The cluster concept has made faculty and administrators more inclined to consider interdisciplinary partnerships. One example involves business and music, which at other times might have been far apart in their learning outcomes and anticipated career paths, yet the business side of music is a highly attractive, well established and potentially quite lucrative line of work, with impresarios, promoters and other professionals standing astride both fields. Faculty from both disciplines are currently rethinking pedagogy and new courses may be offered to help bridge the gap through a proposed new program in music production and entrepreneurship.

Reinvention requires the input of many perspectives, so the Campus Transition Leadership Team was created to partner, coordinate, recommend and communicate across the university. The team provides important on-the-ground reporting on how changes are being implemented, what sticking points need attention and what synergies are being achieved. In light of the pandemic, the group is identifying actionable steps, with priorities including equipping our students for the 21st century global economy, recruitment and enrollment, retention and persistence, and sustainability and thriving.

A healthy dose of honesty is also required.
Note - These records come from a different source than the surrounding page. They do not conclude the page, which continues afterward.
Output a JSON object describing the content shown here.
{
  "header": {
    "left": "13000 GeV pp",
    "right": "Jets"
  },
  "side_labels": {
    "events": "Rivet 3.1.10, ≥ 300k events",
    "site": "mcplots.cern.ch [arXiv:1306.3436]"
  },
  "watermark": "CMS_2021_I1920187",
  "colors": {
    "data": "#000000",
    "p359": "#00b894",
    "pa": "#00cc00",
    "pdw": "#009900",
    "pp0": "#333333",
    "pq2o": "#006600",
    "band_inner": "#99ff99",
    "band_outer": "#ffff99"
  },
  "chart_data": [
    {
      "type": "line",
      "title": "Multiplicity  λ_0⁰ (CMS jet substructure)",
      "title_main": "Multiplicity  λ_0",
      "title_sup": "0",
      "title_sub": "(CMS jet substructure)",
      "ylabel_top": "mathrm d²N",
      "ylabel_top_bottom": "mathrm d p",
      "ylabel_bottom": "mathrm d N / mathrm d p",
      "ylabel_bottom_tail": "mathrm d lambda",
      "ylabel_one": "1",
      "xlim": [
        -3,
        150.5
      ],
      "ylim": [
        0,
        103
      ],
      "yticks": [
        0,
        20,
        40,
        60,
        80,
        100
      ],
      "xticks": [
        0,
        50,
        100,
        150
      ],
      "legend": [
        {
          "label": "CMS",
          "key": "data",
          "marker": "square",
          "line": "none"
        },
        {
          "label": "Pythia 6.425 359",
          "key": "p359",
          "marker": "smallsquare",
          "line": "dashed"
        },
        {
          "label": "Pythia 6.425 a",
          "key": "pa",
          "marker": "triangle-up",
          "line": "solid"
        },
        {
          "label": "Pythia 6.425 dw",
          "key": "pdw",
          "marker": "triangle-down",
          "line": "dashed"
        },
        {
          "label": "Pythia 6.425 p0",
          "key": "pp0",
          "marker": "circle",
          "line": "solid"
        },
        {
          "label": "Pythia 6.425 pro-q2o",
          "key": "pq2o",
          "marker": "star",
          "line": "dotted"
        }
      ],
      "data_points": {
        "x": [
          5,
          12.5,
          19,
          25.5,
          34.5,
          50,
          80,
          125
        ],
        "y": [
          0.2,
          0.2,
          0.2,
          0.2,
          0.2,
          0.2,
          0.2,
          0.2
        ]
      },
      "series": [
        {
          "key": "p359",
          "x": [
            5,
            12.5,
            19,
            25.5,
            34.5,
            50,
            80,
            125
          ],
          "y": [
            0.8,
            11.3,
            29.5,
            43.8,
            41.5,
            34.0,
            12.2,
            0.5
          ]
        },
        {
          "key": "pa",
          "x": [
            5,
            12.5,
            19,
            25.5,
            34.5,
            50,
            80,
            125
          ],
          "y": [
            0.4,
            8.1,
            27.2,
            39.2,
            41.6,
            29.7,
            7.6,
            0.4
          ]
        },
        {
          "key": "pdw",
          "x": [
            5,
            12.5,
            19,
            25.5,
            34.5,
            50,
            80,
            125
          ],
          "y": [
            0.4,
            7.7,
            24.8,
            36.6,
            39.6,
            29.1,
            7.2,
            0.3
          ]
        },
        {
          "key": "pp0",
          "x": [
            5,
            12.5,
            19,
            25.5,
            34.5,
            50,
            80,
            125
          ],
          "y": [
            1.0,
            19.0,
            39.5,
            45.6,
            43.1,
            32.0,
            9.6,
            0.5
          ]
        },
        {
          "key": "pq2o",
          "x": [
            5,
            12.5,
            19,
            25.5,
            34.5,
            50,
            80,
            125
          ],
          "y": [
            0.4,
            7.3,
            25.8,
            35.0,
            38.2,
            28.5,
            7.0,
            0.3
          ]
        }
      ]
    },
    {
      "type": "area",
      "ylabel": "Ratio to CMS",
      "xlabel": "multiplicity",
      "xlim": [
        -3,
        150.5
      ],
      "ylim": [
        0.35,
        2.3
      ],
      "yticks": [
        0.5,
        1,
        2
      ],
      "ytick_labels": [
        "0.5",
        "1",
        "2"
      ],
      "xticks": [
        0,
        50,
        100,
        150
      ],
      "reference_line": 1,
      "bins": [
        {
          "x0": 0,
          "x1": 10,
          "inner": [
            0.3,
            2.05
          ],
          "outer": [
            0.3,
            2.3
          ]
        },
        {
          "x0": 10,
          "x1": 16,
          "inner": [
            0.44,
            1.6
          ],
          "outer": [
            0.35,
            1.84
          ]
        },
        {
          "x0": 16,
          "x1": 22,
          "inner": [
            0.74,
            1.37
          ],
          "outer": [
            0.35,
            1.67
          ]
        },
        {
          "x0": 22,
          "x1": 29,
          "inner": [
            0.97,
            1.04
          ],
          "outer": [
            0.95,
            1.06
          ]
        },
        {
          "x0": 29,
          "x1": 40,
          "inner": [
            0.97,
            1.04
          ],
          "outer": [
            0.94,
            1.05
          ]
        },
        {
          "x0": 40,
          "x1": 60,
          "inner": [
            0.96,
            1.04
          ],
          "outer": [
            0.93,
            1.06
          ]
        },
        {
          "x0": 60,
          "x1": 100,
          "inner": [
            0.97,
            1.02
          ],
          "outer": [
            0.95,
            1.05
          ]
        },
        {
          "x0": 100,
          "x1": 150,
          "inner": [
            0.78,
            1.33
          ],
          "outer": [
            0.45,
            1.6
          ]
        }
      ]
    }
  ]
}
We are still in the midst of transition, both administratively and academically, and it is hard at times to see the promise. Our new structures can pose challenges, workloads have increased, and morale can be up and down. Birthing new ideas never comes easily.

However, there really is no choice if you truly want to create a better education that is also affordable in this environment. The silver lining of having embarked on comprehensive reinvention means that our efforts to increase efficiency can be more closely aligned with our mission of service to our state and region.